Joeblade

Animal Crossing and aspirational living

One of the key features in the latest Animal Crossing is the Happy Home Showcase, in which the houses belonging to the people you’ve encountered through StreetPass show up, allowing you to wander around them and maybe buy copies of their furniture. I liked this feature to begin with until I started getting flashbacks to my childhood, being made to put my coat on and be driven to the edge of the world to be dragged through ‘show homes’ with my parents.

Younger generations may not be familiar with show homes as they date back to a time when we, as a society, used to build houses instead of slicing up rooms in existing houses and selling them to existing homeowners who’d then rent them as flats. A show home was a model home on a new-build estate, decorated and fully furnished to give visitors an idea of what the place might look like with a family in it. That’s right; back in the day, what held people back from buying a new house wasn’t prices inflated to hilarious and tragic highs. No, it was that people couldn’t imagine what an empty house might look like once furnished and occupied.

As a child, I found the show homes to be awful, confusing places. Not only had I been dragged away from my books, my Spectrum and the latest episode of Pob, I’d been dragged away to visit some mystery family’s deserted house. These weren’t just houses with a few sticks of IKEA crap in them; they were more elaborately-furnished than anywhere I’ve lived as an adult, and as such were terrifyingly real. I went in one where five bowls of Kellogg’s Cornflakes had been poured out and laid on the table. What the hell happened here? Did the whole family then go out for milk and never come back? Were we going to eat the cornflakes instead? Or were they looking around my house at the same time?

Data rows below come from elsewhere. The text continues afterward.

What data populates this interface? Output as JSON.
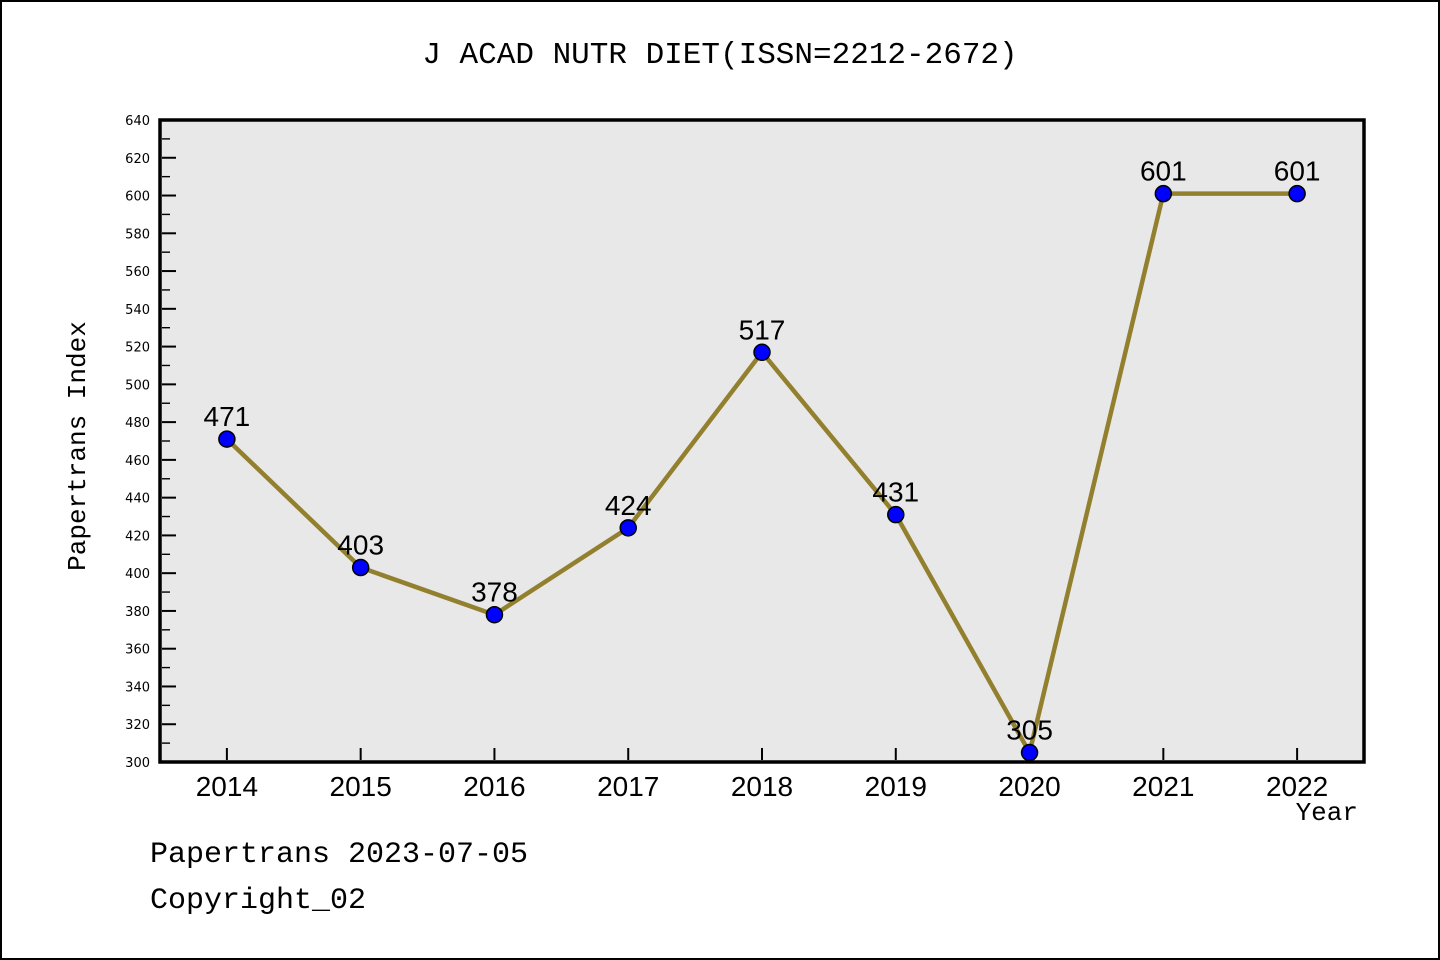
{
  "page": {
    "footer_line1": "Papertrans 2023-07-05",
    "footer_line2": "Copyright_02"
  },
  "chart_data": {
    "type": "line",
    "title": "J ACAD NUTR DIET(ISSN=2212-2672)",
    "xlabel": "Year",
    "ylabel": "Papertrans Index",
    "x": [
      "2014",
      "2015",
      "2016",
      "2017",
      "2018",
      "2019",
      "2020",
      "2021",
      "2022"
    ],
    "series": [
      {
        "name": "Papertrans Index",
        "values": [
          471,
          403,
          378,
          424,
          517,
          431,
          305,
          601,
          601
        ]
      }
    ],
    "point_labels": [
      "471",
      "403",
      "378",
      "424",
      "517",
      "431",
      "305",
      "601",
      "601"
    ],
    "ylim": [
      300,
      640
    ],
    "y_tick_major_step": 20,
    "y_tick_minor_step": 10,
    "grid": false,
    "legend": "none",
    "colors": {
      "line": "#92802f",
      "marker_fill": "#0000ff",
      "marker_edge": "#000000",
      "plot_background": "#e8e8e8",
      "axis_frame": "#000000",
      "text": "#000000"
    }
  }
}
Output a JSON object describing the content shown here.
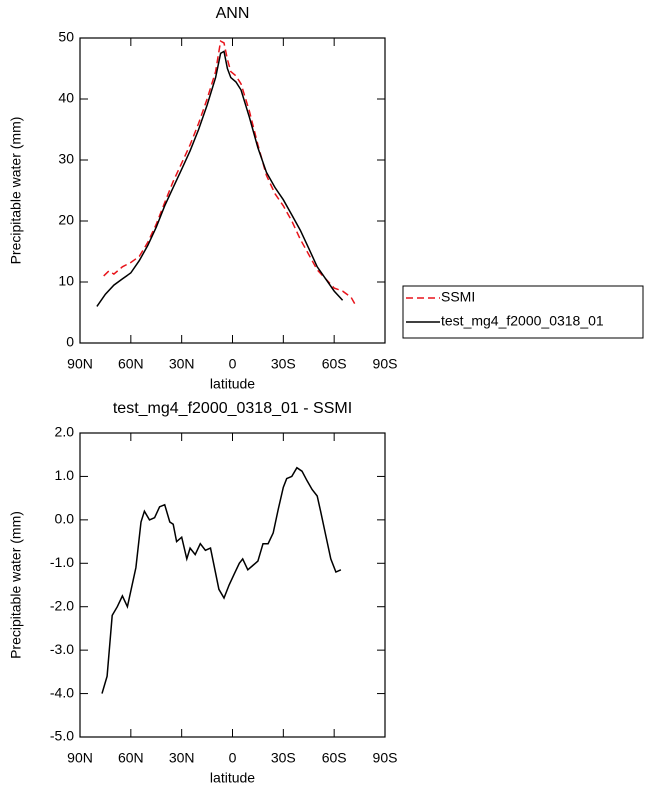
{
  "chart_data": [
    {
      "type": "line",
      "title": "ANN",
      "xlabel": "latitude",
      "ylabel": "Precipitable water (mm)",
      "xlim": [
        90,
        -90
      ],
      "xticks": [
        {
          "value": 90,
          "label": "90N"
        },
        {
          "value": 60,
          "label": "60N"
        },
        {
          "value": 30,
          "label": "30N"
        },
        0,
        {
          "value": -30,
          "label": "30S"
        },
        {
          "value": -60,
          "label": "60S"
        },
        {
          "value": -90,
          "label": "90S"
        }
      ],
      "ylim": [
        0,
        50
      ],
      "yticks": [
        0,
        10,
        20,
        30,
        40,
        50
      ],
      "legend": "right",
      "series": [
        {
          "name": "SSMI",
          "color": "#e8141b",
          "dash": true,
          "x": [
            76,
            73,
            70,
            65,
            60,
            55,
            50,
            45,
            40,
            35,
            30,
            25,
            20,
            15,
            10,
            7,
            5,
            3,
            1,
            -2,
            -5,
            -10,
            -15,
            -20,
            -25,
            -30,
            -35,
            -40,
            -45,
            -50,
            -55,
            -60,
            -65,
            -70,
            -73
          ],
          "values": [
            11,
            11.8,
            11.3,
            12.5,
            13.2,
            14.2,
            16.5,
            19.5,
            23,
            26.5,
            29.5,
            32.5,
            36,
            40,
            44.5,
            49.5,
            49.2,
            46.5,
            44.5,
            43.8,
            42.5,
            38,
            32.5,
            27.5,
            24.5,
            22.5,
            20,
            17,
            14.5,
            12,
            10.5,
            9,
            8.5,
            7.5,
            6
          ]
        },
        {
          "name": "test_mg4_f2000_0318_01",
          "color": "#000000",
          "dash": false,
          "x": [
            80,
            75,
            70,
            65,
            60,
            55,
            50,
            45,
            40,
            35,
            30,
            25,
            20,
            15,
            10,
            7,
            5,
            3,
            1,
            -2,
            -5,
            -10,
            -15,
            -20,
            -25,
            -30,
            -35,
            -40,
            -45,
            -50,
            -55,
            -60,
            -65
          ],
          "values": [
            6,
            8,
            9.5,
            10.5,
            11.5,
            13.5,
            16,
            19,
            22.5,
            25.5,
            28.5,
            31.5,
            35,
            39,
            43.5,
            47.5,
            47.8,
            45,
            43.5,
            42.8,
            41.5,
            37,
            32,
            28,
            25.5,
            23.5,
            21,
            18.5,
            15.5,
            12.5,
            10.5,
            8.5,
            7
          ]
        }
      ]
    },
    {
      "type": "line",
      "title": "test_mg4_f2000_0318_01 - SSMI",
      "xlabel": "latitude",
      "ylabel": "Precipitable water (mm)",
      "xlim": [
        90,
        -90
      ],
      "xticks": [
        {
          "value": 90,
          "label": "90N"
        },
        {
          "value": 60,
          "label": "60N"
        },
        {
          "value": 30,
          "label": "30N"
        },
        0,
        {
          "value": -30,
          "label": "30S"
        },
        {
          "value": -60,
          "label": "60S"
        },
        {
          "value": -90,
          "label": "90S"
        }
      ],
      "ylim": [
        -5,
        2
      ],
      "yticks": [
        {
          "value": -5,
          "label": "-5.0"
        },
        {
          "value": -4,
          "label": "-4.0"
        },
        {
          "value": -3,
          "label": "-3.0"
        },
        {
          "value": -2,
          "label": "-2.0"
        },
        {
          "value": -1,
          "label": "-1.0"
        },
        {
          "value": 0,
          "label": "0.0"
        },
        {
          "value": 1,
          "label": "1.0"
        },
        {
          "value": 2,
          "label": "2.0"
        }
      ],
      "series": [
        {
          "color": "#000000",
          "dash": false,
          "x": [
            77,
            74,
            71,
            68,
            65,
            62,
            57,
            54,
            52,
            49,
            46,
            43,
            40,
            37,
            35,
            33,
            30,
            27,
            25,
            22,
            19,
            16,
            13,
            8,
            5,
            2,
            -1,
            -4,
            -6,
            -9,
            -12,
            -15,
            -18,
            -21,
            -24,
            -27,
            -30,
            -32,
            -35,
            -38,
            -41,
            -44,
            -47,
            -50,
            -52,
            -55,
            -58,
            -61,
            -64
          ],
          "values": [
            -4.0,
            -3.6,
            -2.2,
            -2.0,
            -1.75,
            -2.0,
            -1.1,
            -0.05,
            0.2,
            0.0,
            0.05,
            0.3,
            0.35,
            -0.05,
            -0.1,
            -0.5,
            -0.4,
            -0.9,
            -0.65,
            -0.8,
            -0.55,
            -0.7,
            -0.65,
            -1.6,
            -1.8,
            -1.5,
            -1.25,
            -1.0,
            -0.9,
            -1.15,
            -1.05,
            -0.95,
            -0.55,
            -0.55,
            -0.3,
            0.25,
            0.75,
            0.95,
            1.0,
            1.2,
            1.12,
            0.9,
            0.7,
            0.55,
            0.2,
            -0.35,
            -0.9,
            -1.2,
            -1.15
          ]
        }
      ]
    }
  ]
}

These nightmarish Marie Celestes provoked so many questions, but I’m getting off track. In Animal Crossing, you can do more or less the same — visit people’s deserted houses and wish yours looked as nice.

At first, the houses that turned up were a lot like mine, smallish dwellings where nothing matched; places that had a sense of time to them, where acquisitions had accumulated piecemeal rather than bought in bulk with a single theme in mind. Mismatched, ramshackle affairs.

But after a while, giant, six-room mansions started showing up with a custom roof, cladding, door, mailbox and fence. Inside, every room was expanded to the fullest, heaving with rare and expensive items, every room given a perfectly-matched and complete theme; Mermaid, Gorgeous, Gold, Rococo. What had started off as a fun way to peek through other players’ curtains was starting to feel like walking mournfully through a branch of Heals.

What made it all so uncomfortably real was how far out of reach all this was to me. All of the above? We’re talking serious Bells here! And, as in life, there were only two plausible ways these people had achieved this: an insane amount of work, or by cheating.

I wasn’t sure which was worse, that I’d been encountering people whose lives were so empty and unfulfilling that they spent all their waking hours shaking down fruit trees, or that people were cheating just so they could pimp out their virtual property with identikit virtual goods. Who were they trying to impress, in the end?

Once you’ve seen one of these blinged-out pads, you’ve seen them all. I get a little sad when I encounter one of these places, furnished by these people who’ve treated the game as something to beat, or win. I wonder if this is how they are in the real world, workaholic hoarders or backstabbing cheaters, desperately seeking just the right amount and type of stuff to validate their existence. I wonder if they’ve missed the point of playing the game in the first place.

I leave their show homes behind, but not before I’ve ordered some of their furniture for my own house. As much as I can afford, anyway.